On learning the results, Dr. Emory stated, “After more than two decades of neuro-psychiatric EEG research to improve the underlying medical component of mental disorders, I am relieved that an automated version of my EEG medication selection was validated by psychiatrists at five U.S. medical centers. Objective EEG measures were robustly superior to the STAR*D algorithm in helping doctors select effective medication for patients in the study.“

Citations
  • Neidermeyer E, Lopes da Silva, F. Electroencephalography. 5th ed. Philadelphia, PA: Lippincott Williams & Wilkins; 2005.
  • Adrian ED, Yamagiwa K. The origin of the Berger rhythm. Brain. 1935;58:323-351.
  • Lemere F. The significance of individual differences in the Berger rhythm. Brain. 1936;59:366-375.
  • Engel GL, Romano J, Ferris EB. Variations in the normal electroencephalogram during a five year period. Science. 1947;105(2736):600-601.
  • John ER, Karmel BZ, Corning WC, et al. Neurometrics. Science. 1977;196(4297):1393-1410.

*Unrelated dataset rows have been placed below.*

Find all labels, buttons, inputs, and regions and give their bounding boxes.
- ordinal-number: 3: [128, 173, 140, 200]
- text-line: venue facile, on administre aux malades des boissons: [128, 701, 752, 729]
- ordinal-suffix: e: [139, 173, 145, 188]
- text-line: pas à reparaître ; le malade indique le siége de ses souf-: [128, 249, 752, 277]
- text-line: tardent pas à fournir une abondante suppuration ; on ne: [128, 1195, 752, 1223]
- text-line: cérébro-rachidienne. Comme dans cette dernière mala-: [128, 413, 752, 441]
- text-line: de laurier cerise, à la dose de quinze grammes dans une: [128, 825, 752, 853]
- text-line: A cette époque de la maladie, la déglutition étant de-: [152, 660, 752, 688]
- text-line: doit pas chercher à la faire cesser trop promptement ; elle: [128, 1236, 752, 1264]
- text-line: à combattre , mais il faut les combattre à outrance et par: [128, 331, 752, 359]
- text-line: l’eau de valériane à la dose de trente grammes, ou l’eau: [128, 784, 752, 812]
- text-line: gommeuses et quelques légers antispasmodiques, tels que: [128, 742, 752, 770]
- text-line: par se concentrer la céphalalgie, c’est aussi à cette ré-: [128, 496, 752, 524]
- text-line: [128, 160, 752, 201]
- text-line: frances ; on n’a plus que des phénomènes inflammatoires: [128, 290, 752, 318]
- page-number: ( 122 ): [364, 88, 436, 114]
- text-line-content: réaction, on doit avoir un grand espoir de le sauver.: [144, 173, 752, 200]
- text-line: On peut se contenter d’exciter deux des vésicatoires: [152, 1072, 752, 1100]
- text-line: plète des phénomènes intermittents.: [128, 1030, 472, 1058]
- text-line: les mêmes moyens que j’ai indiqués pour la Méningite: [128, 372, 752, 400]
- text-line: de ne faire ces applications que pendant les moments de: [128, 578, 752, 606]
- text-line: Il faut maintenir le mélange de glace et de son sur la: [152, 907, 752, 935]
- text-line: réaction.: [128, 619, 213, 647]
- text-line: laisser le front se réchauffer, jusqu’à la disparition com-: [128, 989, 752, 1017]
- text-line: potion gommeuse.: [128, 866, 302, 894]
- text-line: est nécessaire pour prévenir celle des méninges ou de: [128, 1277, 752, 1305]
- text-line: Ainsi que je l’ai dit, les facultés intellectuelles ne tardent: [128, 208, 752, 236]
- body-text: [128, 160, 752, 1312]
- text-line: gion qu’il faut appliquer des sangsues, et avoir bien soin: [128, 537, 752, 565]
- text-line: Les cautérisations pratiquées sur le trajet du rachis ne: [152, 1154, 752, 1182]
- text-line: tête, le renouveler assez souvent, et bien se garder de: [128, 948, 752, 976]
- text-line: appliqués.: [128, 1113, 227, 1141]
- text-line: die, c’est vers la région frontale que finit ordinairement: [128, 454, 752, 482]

  • John ER, Prichep LS, Almas M. Toward a quantitative electrophysiological classification system in psychiatry. In: Racagni G, Brunello N., Fukuda T, eds. Biological Psychiatry, Amsterdam: Elsevier. 1991;2:401-406.
  • Prichep LS, John ER, Essig-Peppard T, Alper KR. Neurometric subtyping of depressive disorders. In: Cassullo CL, Invernizzi G, Sacchetti E, Vita A, eds. Plasticity and Morphology of the Central Nervous System. London: MTP Press. 1990.
  • Prichep LS, Mas F, Hollander E, et al. Quantitative electroencephalographic subtyping of obsessive compulsive disorder. Psychiat Res: Neuroimaging. 1993;50(1):25-32.
  • DeBattista C, Gustavo K, Hoffman D, et al. The use of referenced-EEG (rEEG) in assisting medication selection for the treatment of depression. J Psychiatr Res. 2011;45(1):64-75.